The city of Edmonton was removed from the province’s COVID-19 watch list on Friday as active instances begin to decline in the city.
While Edmonton’s dominance remained a hot spot in Alberta with more than 45% of active instances in the province in 544, the numbers began to fall from a peak of 676 last Friday, according to provincial knowledge. On Thursday, there were 589 active instances, 625 on Wednesday, 608 on Tuesday and 631 on Monday in the Edmonton domain. The province no longer provides up-to-date knowledge about COVID-19 on weekends.
However, 4 rooms remained on the watch list, Northgate with 101 cases, northeast with 89 cases, Castle Downs with 59 cases and Eastwood with 41 cases.
As of Friday, the city of Edmonton had an active case rate of 47.9 consisting of 100,000 inhabitants, emerging from 51.5 consistent with 100,000 the day before. There were 489 active instances within municipal boundaries.
Edmonton was first added to the watch list on August 18.
The city announced Thursday that it had created a new expanded “escalation model” with plans to handle a imaginable wave of time or a primary epidemic. He also said he was responding to more cases at the local point by expanding police patrols where cases are high, focusing on schooling and messaging, and expanding his meetings with Alberta gymnasiums 3 times a week.
Meanwhile, an outbreak was reported at some other senior facilities in Edmonton, and 3 cases were reported to the Greater Edmonton Foundation Seniors Housing Beverly Place. There are outbreaks in 14 fitness centers and supportive housing services in the city.
The outbreak at Health Link rose to six on Friday.
Good Samaritan Southgate, the site of Alberta’s deadliest outbreak to date with 31 resident fatalities, didn’t report any additional deaths or cases Friday. According to its website, there are 12 active cases among residents and four among staff, for a total of 112 cases including recoveries.
Alberta Health corrected the number of cases in the outbreak at Bright Horizons Daycare on Friday to five cases out of six.

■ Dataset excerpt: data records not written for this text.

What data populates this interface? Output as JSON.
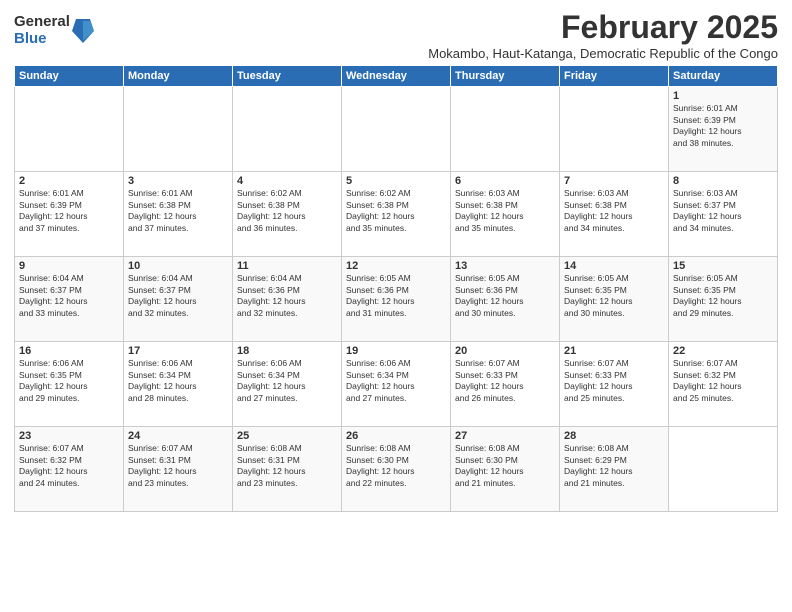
{
  "logo": {
    "general": "General",
    "blue": "Blue"
  },
  "title": "February 2025",
  "subtitle": "Mokambo, Haut-Katanga, Democratic Republic of the Congo",
  "days_of_week": [
    "Sunday",
    "Monday",
    "Tuesday",
    "Wednesday",
    "Thursday",
    "Friday",
    "Saturday"
  ],
  "weeks": [
    [
      {
        "day": "",
        "info": ""
      },
      {
        "day": "",
        "info": ""
      },
      {
        "day": "",
        "info": ""
      },
      {
        "day": "",
        "info": ""
      },
      {
        "day": "",
        "info": ""
      },
      {
        "day": "",
        "info": ""
      },
      {
        "day": "1",
        "info": "Sunrise: 6:01 AM\nSunset: 6:39 PM\nDaylight: 12 hours\nand 38 minutes."
      }
    ],
    [
      {
        "day": "2",
        "info": "Sunrise: 6:01 AM\nSunset: 6:39 PM\nDaylight: 12 hours\nand 37 minutes."
      },
      {
        "day": "3",
        "info": "Sunrise: 6:01 AM\nSunset: 6:38 PM\nDaylight: 12 hours\nand 37 minutes."
      },
      {
        "day": "4",
        "info": "Sunrise: 6:02 AM\nSunset: 6:38 PM\nDaylight: 12 hours\nand 36 minutes."
      },
      {
        "day": "5",
        "info": "Sunrise: 6:02 AM\nSunset: 6:38 PM\nDaylight: 12 hours\nand 35 minutes."
      },
      {
        "day": "6",
        "info": "Sunrise: 6:03 AM\nSunset: 6:38 PM\nDaylight: 12 hours\nand 35 minutes."
      },
      {
        "day": "7",
        "info": "Sunrise: 6:03 AM\nSunset: 6:38 PM\nDaylight: 12 hours\nand 34 minutes."
      },
      {
        "day": "8",
        "info": "Sunrise: 6:03 AM\nSunset: 6:37 PM\nDaylight: 12 hours\nand 34 minutes."
      }
    ],
    [
      {
        "day": "9",
        "info": "Sunrise: 6:04 AM\nSunset: 6:37 PM\nDaylight: 12 hours\nand 33 minutes."
      },
      {
        "day": "10",
        "info": "Sunrise: 6:04 AM\nSunset: 6:37 PM\nDaylight: 12 hours\nand 32 minutes."
      },
      {
        "day": "11",
        "info": "Sunrise: 6:04 AM\nSunset: 6:36 PM\nDaylight: 12 hours\nand 32 minutes."
      },
      {
        "day": "12",
        "info": "Sunrise: 6:05 AM\nSunset: 6:36 PM\nDaylight: 12 hours\nand 31 minutes."
      },
      {
        "day": "13",
        "info": "Sunrise: 6:05 AM\nSunset: 6:36 PM\nDaylight: 12 hours\nand 30 minutes."
      },
      {
        "day": "14",
        "info": "Sunrise: 6:05 AM\nSunset: 6:35 PM\nDaylight: 12 hours\nand 30 minutes."
      },
      {
        "day": "15",
        "info": "Sunrise: 6:05 AM\nSunset: 6:35 PM\nDaylight: 12 hours\nand 29 minutes."
      }
    ],
    [
      {
        "day": "16",
        "info": "Sunrise: 6:06 AM\nSunset: 6:35 PM\nDaylight: 12 hours\nand 29 minutes."
      },
      {
        "day": "17",
        "info": "Sunrise: 6:06 AM\nSunset: 6:34 PM\nDaylight: 12 hours\nand 28 minutes."
      },
      {
        "day": "18",
        "info": "Sunrise: 6:06 AM\nSunset: 6:34 PM\nDaylight: 12 hours\nand 27 minutes."
      },
      {
        "day": "19",
        "info": "Sunrise: 6:06 AM\nSunset: 6:34 PM\nDaylight: 12 hours\nand 27 minutes."
      },
      {
        "day": "20",
        "info": "Sunrise: 6:07 AM\nSunset: 6:33 PM\nDaylight: 12 hours\nand 26 minutes."
      },
      {
        "day": "21",
        "info": "Sunrise: 6:07 AM\nSunset: 6:33 PM\nDaylight: 12 hours\nand 25 minutes."
      },
      {
        "day": "22",
        "info": "Sunrise: 6:07 AM\nSunset: 6:32 PM\nDaylight: 12 hours\nand 25 minutes."
      }
    ],
    [
      {
        "day": "23",
        "info": "Sunrise: 6:07 AM\nSunset: 6:32 PM\nDaylight: 12 hours\nand 24 minutes."
      },
      {
        "day": "24",
        "info": "Sunrise: 6:07 AM\nSunset: 6:31 PM\nDaylight: 12 hours\nand 23 minutes."
      },
      {
        "day": "25",
        "info": "Sunrise: 6:08 AM\nSunset: 6:31 PM\nDaylight: 12 hours\nand 23 minutes."
      },
      {
        "day": "26",
        "info": "Sunrise: 6:08 AM\nSunset: 6:30 PM\nDaylight: 12 hours\nand 22 minutes."
      },
      {
        "day": "27",
        "info": "Sunrise: 6:08 AM\nSunset: 6:30 PM\nDaylight: 12 hours\nand 21 minutes."
      },
      {
        "day": "28",
        "info": "Sunrise: 6:08 AM\nSunset: 6:29 PM\nDaylight: 12 hours\nand 21 minutes."
      },
      {
        "day": "",
        "info": ""
      }
    ]
  ]
}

It has also provided updates on other life outbreaks and physical care, adding active and cured cases. These come with Gray Nuns Community Hospital (5), Shepherd’s Care Kensington Village (4), Shepherd’s Care Vanguard (2), Capital Care Dickinsfield (4), Extendicare Eaux Claires (2), Hardist Care Center (4), Catholic Social Services St Rita (3), ICE Southridge Group Home (5), Lifestyle Options Schonsee Retirement Community (9), Salvation Army Grace Manor (3) and Tralee Residential Services (11).
Other local outbreaks come with the Pentecostal Church Bible (100 cases), personal meetings in Edmonton (29) and Spruce Grove (19), Royal Foods Products (20) and Imperial Oil in Strathcona County (7),
On Friday, 158 cases of COVID-19 were reported in Alberta and no deaths were reported.
There are now 1,185 cases active, and Alberta recorded a total of 13,476 cases since the start of the pandemic, adding up to 237 deaths. Forty-four more people are hospitalized, seven of them in resuscitation.
More than one of all cases in the province involve other people under the age of 40. Just over 15% of positive cases refer to other people under the age of 20. The average age of death is 83 years.
Across Canada, another 9,108 people died from COVID-19 with 127,358 cases nationwide. The World Health Organization reported nearly 24.3 million cases on Friday, adding 827,730 deaths.